Artikel 1. Dit decreet regelt een gewestaangelegenheid.

Art. 2. Voor de toepassing van dit decreet wordt verstaan onder :

  1. bevoegde administratie : de entiteit binnen de Vlaamse administratie die door de Vlaamse Regering wordt belast met de uitvoering van de taken vermeld in dit decreet;

  2. handelsgeheel : een geheel van kleinhandelsbedrijven, ongeacht of deze zich in afzonderlijke gebouwen bevinden en of dezelfde persoon de projectontwikkelaar, de eigenaar of de uitbater is, waarbij de kleinhandelsbedrijven voldoen aan de volgende voorwaarden :

    1. ze vormen een ruimtelijk aaneengesloten geheel;

    2. ze zijn van rechtswege of feitelijk met elkaar verbonden, in het bijzonder op financieel, commercieel of ruimtelijk vlak;

  3. kernwinkelgebied : een gebied afgebakend in een gemeentelijke stedenbouwkundige verordening of een gemeentelijk ruimtelijk uitvoeringsplan waar via stedenbouwkundige voorschriften een stimulerend beleid inzake kleinhandel wordt gevoerd;

  4. kleinhandelsbedrijf : een distributie-eenheid waarvan de activiteit bestaat uit het te koop aanbieden of wederverkopen van goederen aan consumenten, zonder die goederen andere behandelingen te laten ondergaan dan de behandelingen die in de handel gebruikelijk zijn;

  5. kleinhandelslint : een opeenvolging van minstens drie kleinhandelsbedrijven langs een invals- of verbindingsweg zonder gemeenschappelijke parking of gemeenschappelijke in- en uitrit;

  6. kleinhandelszone : een specifiek door een plan van aanleg of een ruimtelijk uitvoeringsplan afgebakend gebied voor de vestiging van kleinhandelsbedrijven en handelsgehelen;

  7. netto handelsoppervlakte : de oppervlakte, bestemd voor het te koop aanbieden of de verkoop die toegankelijk is voor het publiek, met inbegrip van de niet-overdekte oppervlakten. Die oppervlakte omvat eveneens de kassazones, de zones die zich achter de kassa's bevinden en de inkomruimte;

  8. winkelarm gebied : een gebied afgebakend in een provinciale of gemeentelijke stedenbouwkundige verordening of een provinciaal of gemeentelijk ruimtelijk uitvoeringsplan waar via stedenbouwkundige voorschriften beperkingen aan de kleinhandel worden opgelegd.

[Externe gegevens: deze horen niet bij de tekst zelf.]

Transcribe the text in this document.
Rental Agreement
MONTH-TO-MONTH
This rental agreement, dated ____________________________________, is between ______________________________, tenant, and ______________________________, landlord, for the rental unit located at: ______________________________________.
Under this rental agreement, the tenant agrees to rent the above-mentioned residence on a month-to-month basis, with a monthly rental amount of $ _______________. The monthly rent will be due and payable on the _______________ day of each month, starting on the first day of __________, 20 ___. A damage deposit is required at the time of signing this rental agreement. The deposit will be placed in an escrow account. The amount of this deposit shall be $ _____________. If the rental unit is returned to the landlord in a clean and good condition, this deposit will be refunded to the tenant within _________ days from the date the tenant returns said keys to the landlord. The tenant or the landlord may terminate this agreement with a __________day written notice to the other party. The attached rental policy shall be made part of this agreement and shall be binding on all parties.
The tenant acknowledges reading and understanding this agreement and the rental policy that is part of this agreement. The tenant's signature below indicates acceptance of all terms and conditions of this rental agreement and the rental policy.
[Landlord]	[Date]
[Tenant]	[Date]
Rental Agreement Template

    Art. 3. Voor de toepassing van dit decreet worden volgende categorieën als categorieën van kleinhandelsactiviteiten beschouwd :

  9. verkoop van voeding;

  10. verkoop van goederen voor persoonsuitrusting;

  11. verkoop van planten, bloemen en goederen voor land- en tuinbouw;

  12. verkoop van andere producten.

    Art. 4. Het Vlaamse Gewest voert in samenwerking met de gemeenten en provincies een integraal handelsvestigingsbeleid dat gericht is op :

  13. het creëren van duurzame vestigingsmogelijkheden voor kleinhandel, met inbegrip van het vermijden van ongewenste kleinhandelslinten;

  14. het waarborgen van een toegankelijk aanbod voor consumenten;

  15. het waarborgen en versterken van de leefbaarheid in het stedelijk milieu, met inbegrip van het versterken van kernwinkelgebieden;

  16. het bewerkstelligen van een duurzame mobiliteit.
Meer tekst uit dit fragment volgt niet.